Ich heiße Judith, bin 20 Jahre alt und arbeite seit neun Monaten als Haushaltspraktikantin im Seehaus. Im Mai letztes Jahr habe ich mein Abitur gemacht und wusste schon länger, dass ich nicht sofort anfangen möchte zu studieren, sondern erst ein Jahr lang etwas ganz anderes machen will.
Dabei war mir klar, dass ich nichts machen möchte, was „jeder“ macht. In einer Zeitschrift bin ich auf eine Anzeige vom Seehaus gestoßen, in der FSJler für den Haushalt gesucht wurden.
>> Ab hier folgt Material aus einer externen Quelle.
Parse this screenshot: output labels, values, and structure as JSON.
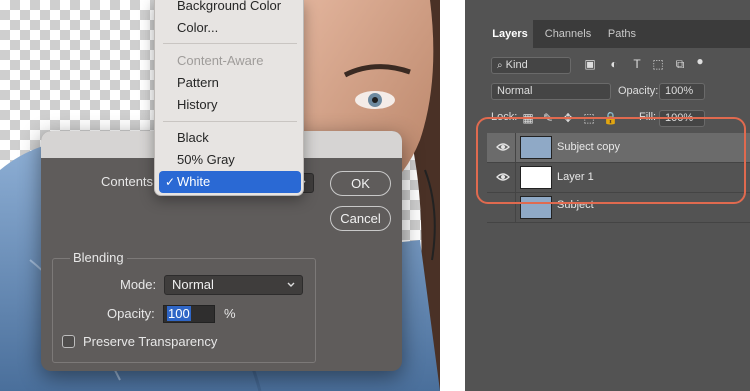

Jugendstrafvollzug, das klang nun allerdings kein bisschen gewöhnlich! In meiner Probewoche fühlte ich mich hier sofort wohl und entschied mich dafür, ein ganzes Jahr lang hierzubleiben. Auch nach neun Monaten bereue ich diesen Entschluss keineswegs. Ich habe viel gelernt, natürlich über Haushaltsführung, wie Kochen, Putzen…aber vor allem viel über mich selber, meine Persönlichkeit, meine Grenzen…
Aber zunächst mal zu meiner Arbeit:
Mein Tag beginnt um 6:35 h mit der „Zeit der Stille“, danach wird gemeinsam gefrühstückt. Während ich die Küche wieder aufräume, putzen die Jungs die WG. Um 8:00 h gehen wir zum Impuls, einem gemeinsamen Start in den Tag für alle Mitarbeiter und Jugendliche. Danach gehen die Jungs mit den Mitarbeitern zur Arbeit bzw. in die Schule. Ich begebe mich wieder zurück in die WG, wo ich für mich alleine arbeite, bis die Jungs zwischen 12:45 – 14:00 h zum Mittagessen da sind. Nachmittags beschäftige ich mich meistens mit Edith und Sophie, den 5- und 3jährigen Töchtern meiner Hauseltern, bis gegen 18:00 h gemeinsam zu Abend gegessen wird. Danach ist das Programm jeden Tag ein bisschen anders. An einem Tag machen die Jungs Hausaufgaben, lernen, schreiben Briefe und erledigen andere wichtige Sachen, Donnerstags ist Familienabend, das heißt, es wird gemeinsam
etwas gemacht, ein Brett- oder Geländespiel gespielt, etwas gemeinsam gekocht, oder worauf wir sonst Lust haben. An anderen Tagen ist Jugendkreis oder die Seehausrunde, ein pädagogischer Programmpunkt der Jungs. Abends um 22:00 h endet meist mein Arbeitstag. Meine Aufgaben sind insgesamt sehr vielfältig, Langeweile kommt nicht so schnell auf. Kochen, die
Küche in Ordnung halten, z.B. den Kühlschrank putzen oder die Schränke auswischen, die Putzdienste der Jungs benoten, auf die Kinder meiner Hauseltern aufpassen, einkaufen gehen, im Kindergarten mithelfen, die Tiere versorgen, den Jungs bei den Hausaufgaben helfen, Kuchen backen für Veranstaltungen und Vieles mehr. Dabei war vor allem am Anfang Einiges neu, ich hatte zu Hause höchst selten mal etwas sehr Einfaches gekocht und plötzlich waren da jeden Tag ca. 10 hungrige Münder, die satt werden wollten. Nicht leicht war auch, immer wieder Diskussionen über die Noten der Putzdienste zu führen oder
Frust über das Essen zu spüren bekommen (vor allem dann, wenn es kein Fleisch, sondern nur Gemüse gab). Doch mit der Zeit wurde ich in solchen Situationen selbstbewusster und nahm nicht mehr alles persönlich. Es gibt natürlich auch immer wieder Erlebnisse, an die ich besonders gern zurückdenken werde: die Winterfreizeit und die Ostertour, Wasserschlachten, Grillabende,
Fahrradausflüge, Spieleabende, an denen die Emotionen hochkochten, halsbrecherische Schlittenfahrten, lustige Streichaktionen, den Waldmeisterlauf, Fußballspiele, gute Gespräche über Gott und die Welt…
Die Zeit hier war sehr spannend, ich habe unser jüngstes Familienmitglied, die dritte Tochter meiner Hauseltern, begrüßen dürfen, habe manche Veränderungen der Jungs miterlebt, bin insgesamt reifer und selbstbewusster geworden und freue mich auf die drei Monate, die ich noch hier sein darf.